Reducing chemical levels in cigarettes


  • Cutting nicotine in tobacco

Description

Cigarette manufacturers have for years promoted lower-tar brands of cigarettes as tasting milder, carefully avoiding making any claims that they are safer, from a health point of view, than normal cigarettes. While the cost of new technologies to reduce the nicotine content in cigarettes is high, it is more the legal problems of admitting any health problems with tobacco that prevents the tobacco industry from promoting low-tar cigarettes.

Context

Various substances are added to tobacco components to affect the flavor and palatability of smoke, alter smoke composition and yield, modify burn rate, and alter pH to optimize nicotine delivery. According to one industry expert, the major contribution of the tobacco flavor specialist is to help provide a rich, clean, full-bodied tobacco flavour, to keep to a minimum hotness and irritation in the mouth, and to ensure high satisfaction from an adequate level of nicotine per inhale.

Among the most dangerious substances in cigarette smoke are carcinogens called nitrosamines. There are six patented processes for reducing or eliminating these chemicals from cigarette smoke.

A major American tobacco company's 1991 handbook on leaf blending and product development shows that ammonia from such sources as diammonium phosphate (DAP), ammonium hydroxide, and urea can be used in cigarette manufacturing to increase the amount of nicotine delivered to the smoker. Ammonia, when added to a tobacco blend, reacts with the indigenous nicotine salts and liberates free nicotine. As a result, the ratio of extractable nicotine to bound nicotine in the smoke may be altered in favor of extractable nicotine.

Implementation

There exists at present 58 patented methods for cutting the levels of toxic chemicals in cigarette smoke.

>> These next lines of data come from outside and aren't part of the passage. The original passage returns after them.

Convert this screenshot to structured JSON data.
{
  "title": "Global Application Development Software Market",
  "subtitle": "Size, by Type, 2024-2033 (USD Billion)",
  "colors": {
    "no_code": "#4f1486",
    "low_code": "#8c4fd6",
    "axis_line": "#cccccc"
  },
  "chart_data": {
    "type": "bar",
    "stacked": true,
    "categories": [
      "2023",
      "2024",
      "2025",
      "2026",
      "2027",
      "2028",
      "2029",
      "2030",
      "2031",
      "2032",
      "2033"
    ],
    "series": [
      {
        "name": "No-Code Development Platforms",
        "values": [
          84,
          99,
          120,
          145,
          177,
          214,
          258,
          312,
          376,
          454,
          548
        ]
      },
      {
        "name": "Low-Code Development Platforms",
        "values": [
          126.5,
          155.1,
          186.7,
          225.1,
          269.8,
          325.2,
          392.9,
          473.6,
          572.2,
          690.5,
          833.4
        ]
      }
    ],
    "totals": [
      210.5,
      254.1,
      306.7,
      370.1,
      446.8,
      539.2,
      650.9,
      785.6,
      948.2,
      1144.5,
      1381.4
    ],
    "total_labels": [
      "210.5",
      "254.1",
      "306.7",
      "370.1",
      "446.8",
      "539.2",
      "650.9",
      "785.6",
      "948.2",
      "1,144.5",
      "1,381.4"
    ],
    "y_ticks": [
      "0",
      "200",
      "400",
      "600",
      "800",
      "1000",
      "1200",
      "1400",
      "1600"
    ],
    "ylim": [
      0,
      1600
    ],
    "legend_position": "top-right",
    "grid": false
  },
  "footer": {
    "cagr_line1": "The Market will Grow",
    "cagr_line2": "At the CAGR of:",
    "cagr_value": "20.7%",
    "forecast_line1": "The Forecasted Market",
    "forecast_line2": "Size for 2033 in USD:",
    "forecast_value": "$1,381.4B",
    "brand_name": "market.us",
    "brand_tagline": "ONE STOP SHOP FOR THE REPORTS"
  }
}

Many of these methods have been known about for years, with most of the patents held by tobacco manufacturers. Methods include a catalytic method to remove carbon monoxide and nitric oxide from smoke (US 4182348) registered by British American Tobacco in 1980, and a process to cut hydrogen cyanide filed by Philip Morris (US 4301817) in 1981.

In June 1998, the health minister of British Columbia announced new regulations requiring tobacco companies to disclose all ingredients and additives. The Act became effective September 15, 1998. By October 31, 1998, the regulations require tobacco companies to report the amounts of 44 particular compounds inherent in tobacco smoke.

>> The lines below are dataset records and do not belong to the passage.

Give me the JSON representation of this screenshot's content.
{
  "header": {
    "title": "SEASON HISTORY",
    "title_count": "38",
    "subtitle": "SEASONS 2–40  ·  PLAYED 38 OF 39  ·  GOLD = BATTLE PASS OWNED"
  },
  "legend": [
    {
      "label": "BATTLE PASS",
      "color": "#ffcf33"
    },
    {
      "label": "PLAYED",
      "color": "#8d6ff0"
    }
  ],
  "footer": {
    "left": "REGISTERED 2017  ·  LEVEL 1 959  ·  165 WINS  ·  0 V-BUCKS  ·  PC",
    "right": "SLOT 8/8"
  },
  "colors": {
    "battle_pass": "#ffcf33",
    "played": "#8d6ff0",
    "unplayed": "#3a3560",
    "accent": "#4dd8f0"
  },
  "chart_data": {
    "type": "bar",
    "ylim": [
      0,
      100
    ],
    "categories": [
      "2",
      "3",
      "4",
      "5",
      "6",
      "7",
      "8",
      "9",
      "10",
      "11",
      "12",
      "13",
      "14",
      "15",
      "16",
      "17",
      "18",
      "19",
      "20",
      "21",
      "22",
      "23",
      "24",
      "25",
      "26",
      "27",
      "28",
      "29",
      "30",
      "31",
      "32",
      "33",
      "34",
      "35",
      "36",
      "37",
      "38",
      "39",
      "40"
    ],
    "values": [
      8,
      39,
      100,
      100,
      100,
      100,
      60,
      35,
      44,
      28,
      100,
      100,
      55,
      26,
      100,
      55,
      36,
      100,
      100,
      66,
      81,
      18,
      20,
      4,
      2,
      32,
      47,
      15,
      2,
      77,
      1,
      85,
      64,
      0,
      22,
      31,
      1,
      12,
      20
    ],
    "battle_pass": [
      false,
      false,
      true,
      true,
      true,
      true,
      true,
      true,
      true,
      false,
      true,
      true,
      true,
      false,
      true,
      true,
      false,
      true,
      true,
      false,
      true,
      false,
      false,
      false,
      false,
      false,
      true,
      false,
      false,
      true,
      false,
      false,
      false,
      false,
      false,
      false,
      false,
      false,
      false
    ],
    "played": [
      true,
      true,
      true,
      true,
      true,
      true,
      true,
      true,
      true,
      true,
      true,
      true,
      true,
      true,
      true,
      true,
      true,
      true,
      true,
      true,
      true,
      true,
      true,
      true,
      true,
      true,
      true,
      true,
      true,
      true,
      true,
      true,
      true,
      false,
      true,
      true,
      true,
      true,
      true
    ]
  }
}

In 1999, the European Commission proposed that the maximum tar level would fall from 12 mg to 10 mg per cigarette by 31 December 2003 at the latest. EU countries would also introduce a ceiling of 1 mg of nicotine and a maximum of 10 mg of carbon monoxide per cigarette by the same date. The draft directive would also require cigarette manufacturers to notify smokers of the presence of ingredients other than tobacco, including additives.

Claim

  1. (1) If cigarettes could be made 10 percent less dangerous, that would amount to saving 12,000 lives each year in the United Kingdom.

    (2) The European Union should require tobacco companies to measure and disclose all the hazardous constituents of tobacco smoke and then reduce them. In almost every other consumer product, regulators require safety and quality standards--tobacco products should be no exception.

Counter claim

  1. (1) Nicotine control was never a secret. Several brands of de-nicotined cigarettes were introduced as early as the 1920s. Claims of reduced tar and nicotine have been conspicuous since the 1950s, and the yields of each brand have been advertised since 1971.

    (2) Tobacco manufacturers claim that reducing nicotine content in cigarettes might create alternative health risks from the substituted ingredients.